Susie didn't take the bait this time, either. "After the war, did you return to teaching?"
Mrs. Ellerton nodded. "Teaching was my cover. MI5 could use war-trained professionals... And we had gotten used to the extra salary."
Susie regarded her in skeptical silence. The lady opened her mouth, waiting for the spoonful. The nurse obliged. "When did you stop, then?"
Mrs. Ellerton paused. "Never," she said, matter-of-course.
As if!, Susie scoffed.
"You need to quit that 'sure granny' look. It's unkind."
"Sorry," Susie said, not feeling sorry at all.
"Fact is, I'm close to sixty..."
You're ninety-nine!, Susie thought incredulously.
"...and I'm no longer fit. There was a saying: when a head is cut off, more will rise to take its place. Tell me, dear: can you see yourself in my stead?"

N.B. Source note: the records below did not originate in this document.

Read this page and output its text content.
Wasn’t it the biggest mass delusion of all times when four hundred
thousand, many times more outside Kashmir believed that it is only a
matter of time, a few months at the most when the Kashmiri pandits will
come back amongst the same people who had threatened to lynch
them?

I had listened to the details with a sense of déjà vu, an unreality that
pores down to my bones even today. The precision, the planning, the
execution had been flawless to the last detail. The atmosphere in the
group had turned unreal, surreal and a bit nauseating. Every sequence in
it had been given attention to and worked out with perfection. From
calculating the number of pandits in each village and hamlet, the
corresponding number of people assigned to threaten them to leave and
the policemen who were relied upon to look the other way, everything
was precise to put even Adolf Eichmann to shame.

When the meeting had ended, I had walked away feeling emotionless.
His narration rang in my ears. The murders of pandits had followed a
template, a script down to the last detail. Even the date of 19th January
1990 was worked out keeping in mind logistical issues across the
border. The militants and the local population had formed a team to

The nurse imagined her older self in that sickbed, an unfamiliar stranger feeding her. Where was the adventure she would tell? Which acquaintance would she address in her delusions? None came to mind. The human wrecks she attended, she concluded, they'd had a better life than she would. The thought cut her the deepest.
Mrs. Ellerton had been studying her. "You don't apply for my kind of occupation; in fact, an application disqualifies you. You can only get chosen. And I choose you."

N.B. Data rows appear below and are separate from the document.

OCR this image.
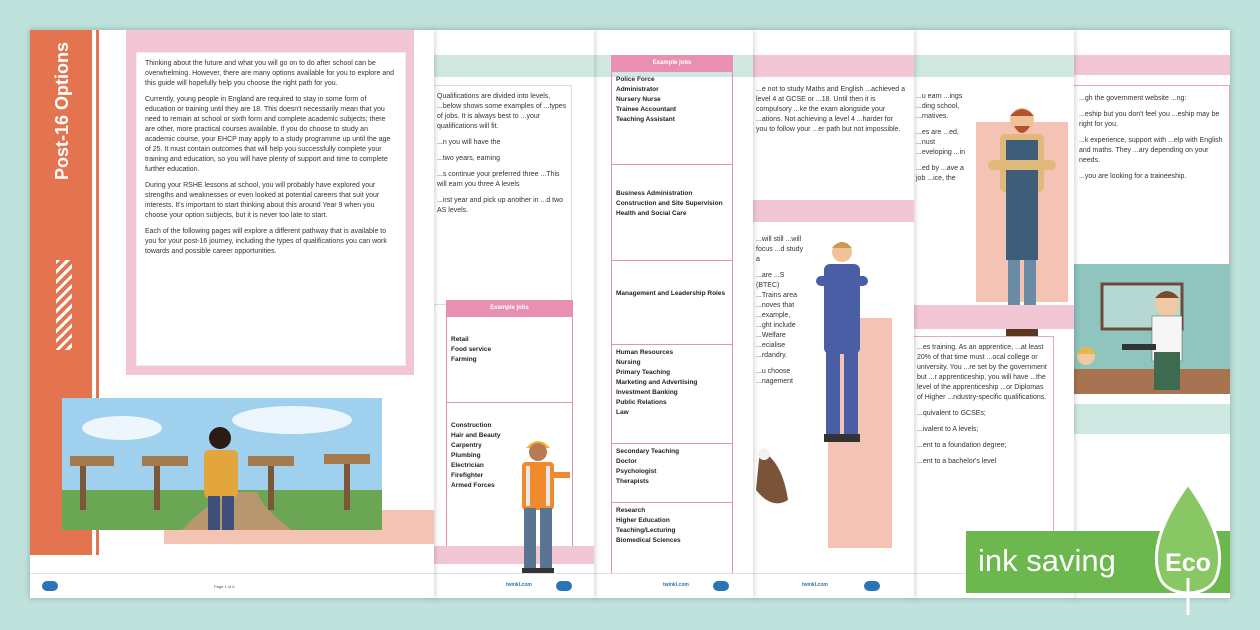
...gh the government website ...ng:

...eship but you don't feel you ...eship may be right for you.

...k experience, support with ...elp with English and maths. They ...ary depending on your needs.

...you are looking for a traineeship.

...u earn ...ings ...ding school, ...rnatives.

...es are ...ed, ...nust ...eveloping ...in

...ed by ...ave a job ...ice, the

...es training. As an apprentice, ...at least 20% of that time must ...ocal college or university. You ...re set by the government but ...r apprenticeship, you will have ...the level of the apprenticeship ...or Diplomas of Higher ...ndustry-specific qualifications.

...quivalent to GCSEs;

...ivalent to A levels;

...ent to a foundation degree;

...ent to a bachelor's level

...e not to study Maths and English ...achieved a level 4 at GCSE or ...18. Until then it is compulsory ...ke the exam alongside your ...ations. Not achieving a level 4 ...harder for you to follow your ...er path but not impossible.

...will still ...will focus ...d study a

...are ...S (BTEC) ...Trains area ...noves that ...example, ...ght include ...Welfare ...ecialise ...rdandry.

...u choose ...nagement

twinkl.com
Example jobs
Police Force
Administrator
Nursery Nurse
Trainee Accountant
Teaching Assistant
Business Administration
Construction and Site Supervision
Health and Social Care
Management and Leadership Roles
Human Resources
Nursing
Primary Teaching
Marketing and Advertising
Investment Banking
Public Relations
Law
Secondary Teaching
Doctor
Psychologist
Therapists
Research
Higher Education Teaching/Lecturing
Biomedical Sciences
twinkl.com

Qualifications are divided into levels, ...below shows some examples of ...types of jobs. It is always best to ...your qualifications will fit.

...n you will have the

...two years, earning

...s continue your preferred three ...This will earn you three A levels

...irst year and pick up another in ...d two AS levels.

Example jobs
Retail
Food service
Farming
Construction
Hair and Beauty
Carpentry
Plumbing
Electrician
Firefighter
Armed Forces
twinkl.com
Post-16 Options	Thinking about the future and what you will go on to do after school can be overwhelming. However, there are many options available for you to explore and this guide will hopefully help you choose the right path for you.

Currently, young people in England are required to stay in some form of education or training until they are 18. This doesn't necessarily mean that you need to remain at school or sixth form and complete academic subjects; there are other, more practical courses available. If you do choose to study an academic course, your EHCP may apply to a study programme up until the age of 25. It must contain outcomes that will help you successfully complete your training and education, so you will have plenty of support and time to complete further education.

During your RSHE lessons at school, you will probably have explored your strengths and weaknesses or even looked at potential careers that suit your interests. It's important to start thinking about this around Year 9 when you choose your option subjects, but it is never too late to start.

Each of the following pages will explore a different pathway that is available to you for your post-16 journey, including the types of qualifications you can work towards and possible career opportunities.

Page 1 of 6
ink saving	Eco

Susie faltered. "You want me to--"
"--look under the sixth step of the wooden stairway at home. It's all in there: the compass, procedures, contacts, bank accounts, codes, manuals, pharmaceuticals."
Susie knew the old bag was off her rocker, but the words 'bank accounts' kept reverberating in her mind. Mrs. Ellerton's serious tone didn't help take her lightly, either. She capitulated: "Why me?"

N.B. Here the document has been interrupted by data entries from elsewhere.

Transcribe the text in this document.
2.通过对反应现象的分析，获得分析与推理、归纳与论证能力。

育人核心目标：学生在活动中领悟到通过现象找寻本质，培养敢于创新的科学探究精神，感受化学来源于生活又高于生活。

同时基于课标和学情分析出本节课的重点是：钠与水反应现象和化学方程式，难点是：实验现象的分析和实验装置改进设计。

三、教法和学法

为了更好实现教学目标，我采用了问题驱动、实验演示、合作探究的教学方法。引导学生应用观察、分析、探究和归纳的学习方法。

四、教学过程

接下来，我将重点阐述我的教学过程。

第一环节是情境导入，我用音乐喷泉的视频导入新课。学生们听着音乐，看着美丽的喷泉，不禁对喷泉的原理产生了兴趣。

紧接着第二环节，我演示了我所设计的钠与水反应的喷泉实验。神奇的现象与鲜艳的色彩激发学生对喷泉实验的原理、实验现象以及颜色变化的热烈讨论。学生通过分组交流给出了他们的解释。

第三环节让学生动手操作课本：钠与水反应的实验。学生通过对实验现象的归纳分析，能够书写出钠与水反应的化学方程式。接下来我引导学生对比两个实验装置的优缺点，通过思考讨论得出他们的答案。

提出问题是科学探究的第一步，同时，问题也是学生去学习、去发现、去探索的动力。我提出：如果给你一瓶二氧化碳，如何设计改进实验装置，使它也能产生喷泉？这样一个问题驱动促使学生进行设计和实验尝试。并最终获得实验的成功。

"There are those who would make the world better, and those who put themselves first and foremost. It is not more nuanced than that. Your mam, she wouldn't have cared for this talk very much. But I saw it in you, you're different. Like I was. You'll do your granny proud."
Susie doubted it. She got up and left. Her turn was over, and she had some planning to do. Plans that included the hospital records. A crowbar. Some breaking and entering. They definitely sounded adventurous.
Mrs. Ellerton was alone in the room. Her vacant gaze was lost in the distant past. She struggled to raise her right arm, and murmured, "Hail Hydra."